What’s Hot: EFSS Solutions Deeply Integrated with ECM
The enterprise file sync and share (EFSS) market has blossomed quickly, with more than 100 vendors now competing for their share of the market. One of the biggest differentiators is integration with enterprise content management (ECM) systems like SharePoint, Office 365, EMC, SAP and OpenText.
Microsoft is setting the pace here, adding connections to OneDrive for Business and Office Web Apps, as well as announcing partnerships with Dropbox to provide editing to Office files straight from the Dropbox app. Familiar ECM buzzwords like collaboration, workflow support and cooperative editing are key features for organizations looking to adopt these solutions.
What's Not: Standalone Solutions
With market giants and progressive startups leading the integration and coopetition charge, vendors need to show how they can expose APIs or integrate with popular content management or file sync and share platforms. As the MDM, Enterprise Mobility Management, EFSS and ECM markets continue to converge, standalone solutions in any of these spaces may soon find themselves targets for acquisition or elimination. Also, since they require a new budget rather than increasing budget for an existing (i.e. trusted) solution, it may be a harder sell to consumers.
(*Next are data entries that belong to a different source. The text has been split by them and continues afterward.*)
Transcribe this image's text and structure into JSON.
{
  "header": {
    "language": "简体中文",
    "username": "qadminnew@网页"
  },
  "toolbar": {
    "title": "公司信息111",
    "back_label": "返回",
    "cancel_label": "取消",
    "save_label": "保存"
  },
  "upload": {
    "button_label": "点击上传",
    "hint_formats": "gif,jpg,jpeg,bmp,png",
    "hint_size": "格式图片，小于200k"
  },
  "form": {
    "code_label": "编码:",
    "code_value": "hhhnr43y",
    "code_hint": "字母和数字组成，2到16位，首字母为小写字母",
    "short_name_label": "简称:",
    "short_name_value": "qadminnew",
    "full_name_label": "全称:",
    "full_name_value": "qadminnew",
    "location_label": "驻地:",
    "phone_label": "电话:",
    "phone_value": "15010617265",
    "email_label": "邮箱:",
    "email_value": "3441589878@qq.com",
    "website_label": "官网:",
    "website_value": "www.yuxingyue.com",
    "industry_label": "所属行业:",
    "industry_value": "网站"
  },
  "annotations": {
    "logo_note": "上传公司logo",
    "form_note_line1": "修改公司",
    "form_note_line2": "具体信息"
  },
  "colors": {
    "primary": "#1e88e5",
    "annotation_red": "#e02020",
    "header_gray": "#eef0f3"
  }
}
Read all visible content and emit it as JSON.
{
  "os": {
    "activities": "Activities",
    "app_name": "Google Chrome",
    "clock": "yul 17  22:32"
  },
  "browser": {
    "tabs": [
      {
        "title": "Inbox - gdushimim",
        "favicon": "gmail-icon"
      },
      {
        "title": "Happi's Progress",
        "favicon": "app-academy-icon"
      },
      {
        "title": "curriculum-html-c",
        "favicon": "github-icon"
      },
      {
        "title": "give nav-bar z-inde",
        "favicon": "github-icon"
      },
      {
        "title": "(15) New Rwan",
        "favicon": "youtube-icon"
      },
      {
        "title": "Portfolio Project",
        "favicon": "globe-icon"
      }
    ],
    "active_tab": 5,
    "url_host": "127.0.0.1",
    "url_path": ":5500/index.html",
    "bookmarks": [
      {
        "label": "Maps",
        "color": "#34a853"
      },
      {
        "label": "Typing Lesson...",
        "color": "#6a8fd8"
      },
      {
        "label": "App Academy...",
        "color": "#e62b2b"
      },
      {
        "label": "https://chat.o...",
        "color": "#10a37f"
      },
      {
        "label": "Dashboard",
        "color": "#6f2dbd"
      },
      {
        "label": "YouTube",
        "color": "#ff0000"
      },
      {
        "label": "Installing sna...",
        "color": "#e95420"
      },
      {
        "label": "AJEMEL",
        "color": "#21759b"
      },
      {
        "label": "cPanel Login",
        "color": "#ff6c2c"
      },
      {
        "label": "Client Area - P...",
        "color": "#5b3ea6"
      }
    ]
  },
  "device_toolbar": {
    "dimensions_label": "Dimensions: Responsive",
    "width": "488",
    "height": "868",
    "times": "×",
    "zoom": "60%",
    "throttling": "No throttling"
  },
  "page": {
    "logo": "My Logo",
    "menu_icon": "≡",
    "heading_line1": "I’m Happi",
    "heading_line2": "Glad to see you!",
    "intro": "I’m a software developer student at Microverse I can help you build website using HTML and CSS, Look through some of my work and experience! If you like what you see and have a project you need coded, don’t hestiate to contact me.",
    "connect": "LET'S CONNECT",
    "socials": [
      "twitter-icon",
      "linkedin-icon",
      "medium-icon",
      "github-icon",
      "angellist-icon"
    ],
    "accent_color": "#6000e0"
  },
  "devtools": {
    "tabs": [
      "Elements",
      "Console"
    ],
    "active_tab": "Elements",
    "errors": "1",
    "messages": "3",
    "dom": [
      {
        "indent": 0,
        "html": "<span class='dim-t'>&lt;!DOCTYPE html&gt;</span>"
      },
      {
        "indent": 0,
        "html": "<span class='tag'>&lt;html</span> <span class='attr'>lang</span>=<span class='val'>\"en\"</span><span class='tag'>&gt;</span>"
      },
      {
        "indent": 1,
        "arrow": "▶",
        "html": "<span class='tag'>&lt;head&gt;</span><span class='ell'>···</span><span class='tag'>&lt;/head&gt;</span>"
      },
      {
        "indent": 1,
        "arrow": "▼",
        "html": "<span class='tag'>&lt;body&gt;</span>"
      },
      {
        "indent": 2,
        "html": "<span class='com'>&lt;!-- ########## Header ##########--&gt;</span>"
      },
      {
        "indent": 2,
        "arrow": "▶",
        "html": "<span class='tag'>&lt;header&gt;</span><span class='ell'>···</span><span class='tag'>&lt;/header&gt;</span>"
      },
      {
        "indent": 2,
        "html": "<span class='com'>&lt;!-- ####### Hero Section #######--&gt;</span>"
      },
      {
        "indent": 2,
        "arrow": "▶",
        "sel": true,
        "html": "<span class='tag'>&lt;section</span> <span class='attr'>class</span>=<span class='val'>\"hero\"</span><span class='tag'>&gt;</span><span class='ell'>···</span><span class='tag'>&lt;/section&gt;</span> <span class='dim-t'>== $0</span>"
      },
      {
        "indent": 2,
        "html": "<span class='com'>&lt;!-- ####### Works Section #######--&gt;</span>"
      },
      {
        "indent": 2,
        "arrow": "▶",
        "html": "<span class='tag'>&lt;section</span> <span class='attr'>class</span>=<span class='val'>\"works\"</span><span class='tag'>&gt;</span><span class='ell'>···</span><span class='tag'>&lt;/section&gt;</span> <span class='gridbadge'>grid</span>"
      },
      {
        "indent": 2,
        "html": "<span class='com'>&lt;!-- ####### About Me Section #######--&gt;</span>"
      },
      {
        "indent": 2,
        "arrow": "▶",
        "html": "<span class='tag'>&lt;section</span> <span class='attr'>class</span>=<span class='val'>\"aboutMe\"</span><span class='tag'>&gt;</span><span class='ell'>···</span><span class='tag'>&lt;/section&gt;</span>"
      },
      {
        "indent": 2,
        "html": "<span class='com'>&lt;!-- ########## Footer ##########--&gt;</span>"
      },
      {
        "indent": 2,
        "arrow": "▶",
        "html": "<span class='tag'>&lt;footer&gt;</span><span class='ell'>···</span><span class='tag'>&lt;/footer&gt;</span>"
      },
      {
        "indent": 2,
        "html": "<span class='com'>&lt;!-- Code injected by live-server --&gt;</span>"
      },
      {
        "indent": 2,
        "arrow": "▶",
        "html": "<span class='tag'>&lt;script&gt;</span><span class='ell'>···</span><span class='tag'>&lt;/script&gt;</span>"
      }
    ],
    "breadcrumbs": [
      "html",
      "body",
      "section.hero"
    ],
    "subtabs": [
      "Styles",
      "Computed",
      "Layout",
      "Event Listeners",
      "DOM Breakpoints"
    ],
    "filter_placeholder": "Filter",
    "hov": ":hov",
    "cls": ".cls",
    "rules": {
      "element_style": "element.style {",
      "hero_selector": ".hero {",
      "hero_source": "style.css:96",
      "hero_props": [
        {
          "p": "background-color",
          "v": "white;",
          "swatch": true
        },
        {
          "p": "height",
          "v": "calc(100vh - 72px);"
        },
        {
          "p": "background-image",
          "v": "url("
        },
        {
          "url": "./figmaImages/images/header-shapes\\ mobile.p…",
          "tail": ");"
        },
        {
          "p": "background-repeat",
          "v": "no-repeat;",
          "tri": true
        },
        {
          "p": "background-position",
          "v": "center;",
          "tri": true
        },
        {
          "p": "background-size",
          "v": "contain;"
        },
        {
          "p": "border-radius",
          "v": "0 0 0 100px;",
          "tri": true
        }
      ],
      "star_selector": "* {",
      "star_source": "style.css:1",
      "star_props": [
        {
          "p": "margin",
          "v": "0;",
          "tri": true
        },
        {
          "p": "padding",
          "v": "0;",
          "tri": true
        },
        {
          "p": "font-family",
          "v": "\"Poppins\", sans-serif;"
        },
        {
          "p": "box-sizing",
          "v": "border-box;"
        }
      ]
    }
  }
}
What's Hot: Hybrid Solutions
Although there is plenty of marketing buzz around mobile and cloud exclusively shaping the future of business, hybrid solutions -- combining on-premises and cloud investments -- are gaining popularity in the IT field. Gartner estimates that nearly half of large enterprises will have hybrid cloud deployments by the end of 2017.
Why? Cloud computing gives administrators the chance to outsource and automate their infrastructure, access scalability concerns, and reduce total cost of ownership. Companies that give users options on where to store content will likely get a second look from a flexibility and cost perspective. With the cloud storage war having likely reached its zenith, consumers will look to other differentiators and features to help them determine where and how to store, share and access corporate data.
What's Not: Cloud-Only Solutions
With storage no longer a differentiator and numerous options to connect on-premises content to the cloud, cloud-only solutions must now find new ways to stand out amongst the pack. This will pose a challenge to vendors, especially with cloud-first industry giants staking their claim in this space.
What's Not: BYOD
Bring Your Own Device policies are still relevant for organizations, but many have already adopted solutions -- or at least policies outlining the dos and don’ts. Now it’s time for the next step beyond BYOD, as these organizations seek to capitalize on other enterprise mobility hallmarks, such as collaboration enablement and enterprise application management.